Document Type

Article

Publication Date

1996

Abstract

For the better part of two centuries, imprisonment has been the primary means of punishment for non-capital offenses in the United States. A person, once convicted, is turned over to an institution that will regulate every minute of her or his life. Yet, despite the central role that prisons have long played in our society, the use of the Constitution to regulate conditions of confinement in prisons is a relatively recent phenomenon. Certainly, part of this has to do with the fact that constitutional litigation did not begin in earnest until the "rediscovery" of the Civil War era civil rights statutes in Monroe v. Pape. Still, Monroe v. Pape was decided in 1961, and it was not until 15 years later, in Estelle v.
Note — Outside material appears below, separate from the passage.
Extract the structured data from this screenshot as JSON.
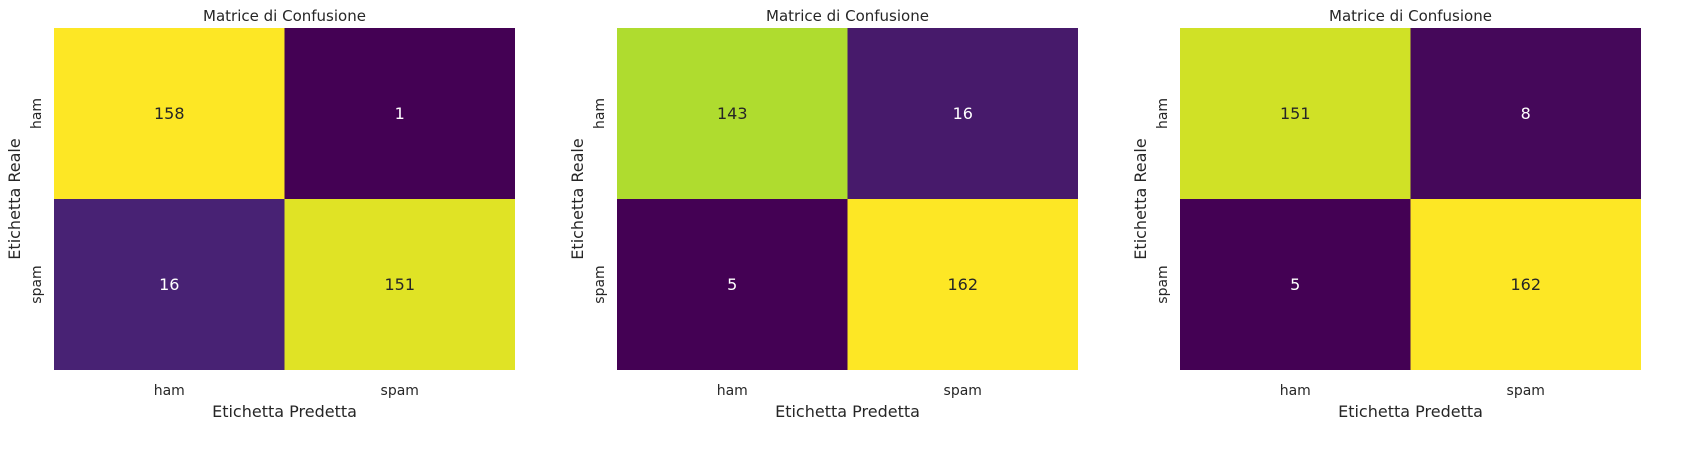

Gamble, that the Eighth Amendment's prohibition of cruel and unusual punishment came to be used as a tool for improving prison conditions.

Today, with federal court dockets full of cases alleging that conditions of confinement violate the Eighth Amendment – particularly with respect to overcrowding – it is easy to forget that, prior to Estelle, the Eighth Amendment had been applied by the Court only to cases in which a mode of punishment, usually a method of execution, was at issue. Estelle thus redefined the constitutional concept of "punishment" by bringing the protections of the Cruel and Unusual Punishments Clause into the modern prison.

Despite the noble goals of Estelle, however, the decision is fundamentally flawed and has had a detrimental impact upon the very prisoners it was intended to protect. The problems stem from-the Court's failure to take sufficient account of the realities of the modern prison. Imprisonment involves not only the fact and duration of confinement, but also the conditions under which that confinement occurs. Prisons are literally miniature cities in which births, deaths, and even marriages occur. Prisons have their own governing structure, police force, industries, schools, medical facilities, housing complexes, and cemeteries.